When measuring minor changes for quantities like forces, magnetic fields, masses of small particles, or even gravitational waves, physicists use micro-mechanical resonators, which act like tuning forks, resonating at specific frequencies. Traditionally, it was assumed that the temperature across these devices is uniform.
However, new research from JILA Fellow and University of Colorado Boulder physics professor Cindy Regal and her team, Dr. Ravid Shaniv and graduate student Chris Reetz has found that in specific scenarios, such as advanced studies looking at the interactions between light and mechanical objects, the temperature might differ in various resonator parts, which leads to unexpected behaviors. Their observations, published in Physical Review Research, can potentially revolutionize the design of micro-mechanical resonators for quantum technology and precision sensing.
“In quantum science experiments, understanding this temperature difference’s ramifications will allow you to generate your mechanical quantum state with better fidelity and keep it unperturbed for longer, both essential starting points for quantum applications,” elaborated JILA postdoctoral research associate and first author Ravid Shaniv.
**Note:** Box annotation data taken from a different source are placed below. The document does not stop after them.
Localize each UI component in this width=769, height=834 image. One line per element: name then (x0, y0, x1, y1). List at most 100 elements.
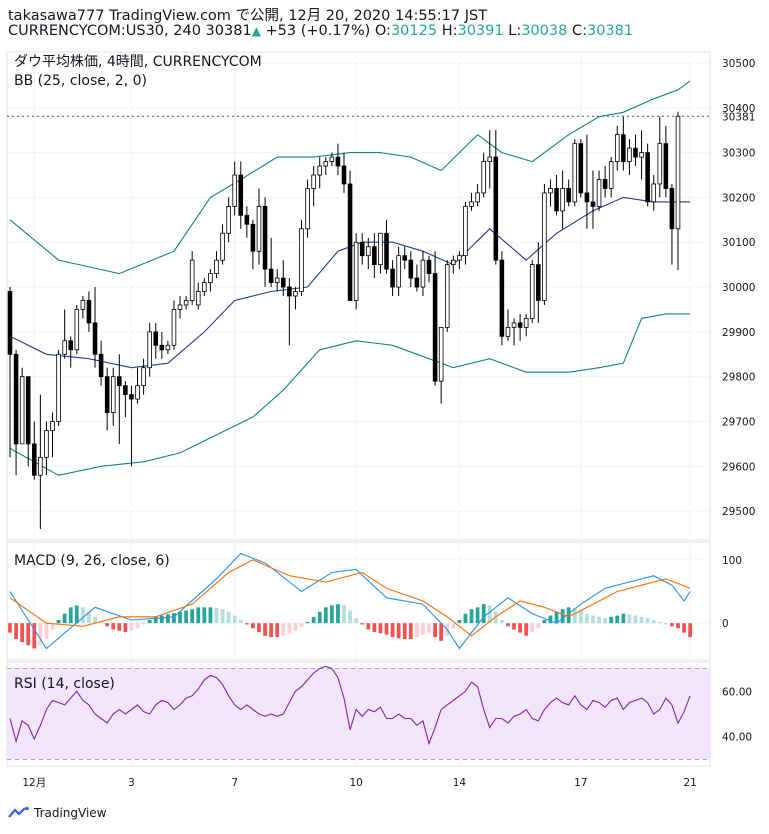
candle (68, 336, 74, 368)
candle (505, 309, 511, 341)
candle (250, 219, 256, 270)
macd-histogram-bar (663, 623, 668, 625)
candle-body-up (226, 205, 231, 234)
close-value: 30381 (586, 23, 634, 39)
candle-body-up (444, 264, 450, 328)
macd-histogram-bar (74, 605, 79, 624)
macd-histogram-bar (615, 615, 620, 624)
candle (499, 251, 505, 346)
candle-body-down (590, 201, 596, 207)
open-value: 30125 (390, 23, 438, 39)
macd-histogram-bar (572, 607, 577, 624)
macd-histogram-bar (172, 613, 176, 624)
candle (511, 318, 517, 346)
macd-histogram-bar (111, 623, 116, 630)
macd-histogram-bar (117, 623, 122, 631)
price-panel[interactable] (6, 51, 711, 541)
candle-body-down (384, 232, 389, 270)
candle-body-up (378, 232, 383, 266)
candle (457, 251, 462, 270)
candle-body-up (511, 322, 517, 328)
candle (104, 367, 110, 431)
candle (92, 287, 98, 368)
macd-histogram-bar (323, 607, 328, 624)
candle-body-up (366, 246, 371, 257)
candle-body-down (517, 322, 523, 328)
macd-histogram-bar (293, 623, 298, 631)
macd-histogram-bar (676, 623, 680, 629)
candle (359, 233, 365, 265)
macd-histogram-bar (159, 615, 164, 624)
candle (669, 183, 675, 265)
candle-body-down (566, 188, 571, 203)
time-tick-label: 17 (574, 777, 587, 789)
macd-histogram-bar (348, 610, 352, 624)
macd-histogram-bar (14, 623, 18, 639)
candle (38, 394, 43, 530)
candle (663, 125, 669, 198)
candle-body-up (596, 179, 602, 207)
candle (633, 134, 638, 167)
candle (195, 282, 201, 310)
macd-histogram-bar (651, 620, 656, 624)
macd-histogram-bar (457, 620, 462, 624)
macd-histogram-bar (317, 611, 322, 624)
macd-histogram-bar (366, 623, 371, 630)
bb-indicator-label: BB (25, close, 2, 0) (14, 73, 147, 89)
macd-histogram-bar (87, 611, 91, 624)
macd-histogram-bar (372, 623, 377, 633)
candle-body-up (627, 147, 632, 162)
price-tick-label: 29900 (722, 327, 755, 339)
candle (432, 251, 438, 386)
candle (214, 251, 219, 279)
candle-body-up (463, 205, 468, 257)
candle-body-down (578, 143, 584, 194)
price-tick-label: 29500 (722, 506, 755, 518)
candle (13, 349, 19, 476)
macd-histogram-bar (530, 623, 535, 633)
candle (675, 111, 681, 271)
candle-body-up (329, 156, 335, 162)
macd-histogram-bar (566, 607, 571, 624)
candle-body-up (560, 188, 565, 212)
candle-body-down (584, 192, 590, 203)
chart-area[interactable]: 3050030400303813030030200301003000029900… (0, 44, 769, 800)
candle-body-up (299, 228, 304, 292)
candle (451, 255, 456, 274)
candle (651, 175, 656, 211)
macd-histogram-bar (414, 623, 419, 638)
candle-body-up (305, 188, 310, 230)
candle-body-down (32, 443, 37, 476)
candle (274, 269, 280, 292)
candle (202, 278, 207, 296)
candle-body-up (420, 259, 426, 288)
tradingview-logo-icon (8, 806, 29, 818)
macd-series (8, 552, 693, 650)
price-tick-label: 29600 (722, 461, 755, 473)
candle (384, 219, 389, 274)
up-arrow-icon: ▲ (251, 24, 261, 38)
macd-histogram-bar (597, 616, 601, 624)
macd-histogram-bar (232, 615, 237, 624)
candle (183, 296, 189, 310)
macd-histogram-bar (639, 616, 644, 624)
macd-histogram-bar (56, 620, 61, 624)
candle (50, 412, 55, 458)
candle-body-up (214, 259, 219, 274)
candle-body-up (141, 367, 146, 387)
macd-histogram-bar (421, 623, 425, 635)
macd-histogram-bar (384, 623, 389, 635)
candle-body-down (408, 259, 414, 279)
candle (141, 358, 146, 395)
candle (123, 381, 128, 417)
macd-histogram-bar (190, 609, 195, 624)
macd-panel[interactable] (6, 541, 711, 661)
candle-body-up (274, 277, 280, 283)
candle-body-up (608, 161, 614, 189)
macd-histogram-bar (475, 607, 480, 624)
footer-brand[interactable]: TradingView (8, 806, 107, 820)
macd-histogram-bar (20, 623, 25, 643)
macd-histogram-bar (360, 623, 365, 625)
macd-histogram-bar (93, 616, 97, 624)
The Modes of Minute Measurers
Due to their flexible design, micro-mechanical resonators are a standard tool in many different fields of physics. These devices are often made of silicon or similar materials and can take various shapes: beams, cantilevers, membranes, or disks. Their small size allows them to oscillate at high frequencies, often in the megahertz (MHz) range to gigahertz (GHz).
The versatility of a micro-mechanical resonator’s design also allows physicists to fine-tune their oscillations. Just as a guitar string can vibrate in multiple ways (with the whole string moving back and forth or just parts wiggling while the rest remains still), micro-mechanical resonators can oscillate in different patterns or “modes.” The most familiar mode is the fundamental mode, where the entire structure moves in unison. But there are also higher-order modes, where other resonator parts move in more complex patterns.
To measure a resonator’s motion, physicists use laser beams. The resonator acts like a “moving mirror,” and the laser light that bounces off carries information about its position. When compared to light that bounces off a separate fixed mirror, an interference pattern is developed, revealing the resonator's motion to ultra-high precision.
Over the years of observing these modes optically and discussing them with other physicists, Shaniv and Regal realized something interesting. “People have observed that some of these modes exhibit more thermal motion than others,” Shaniv stated. “Typically, people want to eliminate this motion as much as possible because it could overshadow any small effect they want to sense.”
Physicists have posited that this excess of thermal motion could be due to the resonator absorbing laser light in the form of heat. Different resonator modes can have different movement patterns, leading to varying areas of stress or strain, which can, in turn, lead to distinct magnitudes of thermal motion.
In many observations, the more complex the mode of the resonator, the more it's thermal energy deviates from previous theories, which suggested the temperature for every mode was identical. Shaniv continued: “We wanted to track down the reason for that and how you can achieve the optimum design for these modes.”
Creating Temperature Profiles
To dive deeper into this temperature conundrum, Shaniv and Regal created specific temperature profiles for each mode. To do this, the researchers utilized a “phononic crystal” comprised of silicon nitride. The crystal acted as a playground where the researchers could engineer the resonator modes and generate varying temperature profiles, allowing them to observe the induced thermal motion of each resonator mode.
To create the temperature profile, the team heated a point on the crystal to very high temperatures while keeping the resonator edge at room temperature. After a profile was developed and thermal motion was measured, the researchers found some rather interesting results. Depending on the mode geometry, some modes showed increased thermal motion, while, even though parts of the resonator were extremely hot, others showed only mild heating, and some exhibited no heating at all. “By turning the knob all the way in the experiment, you could see this striking difference,” elaborated Regal.
Shaniv continued: “Looking at these really large temperature differences between modes, we were able to construct the temperature profile of a resonator directly from measured thermal motion and even find some material parameters that are typically not straightforward to evaluate, for example, the emissivity, which is how much radiation our device emits.”
By seeing which modes correlated to different thermal motions, the team could begin to predict how the resonators’ performance may change depending on their mode. As Regal explained: “A natural next step is to ask whether these concepts can be put to use not only in understanding how to keep resonators cold for quantum studies but also in thermal sensing.”
Designing Better Resonators
With the insights gained, the scientific and engineering communities could make significant strides in designing and applying these minuscule yet crucial devices. “We actually gave in our paper a real figure of merit, with which groups can work in this direction,” Shaniv elaborated. “For example, we now have a specific parameter to throw as a constraint into the computer and try to generate the best possible resonator.”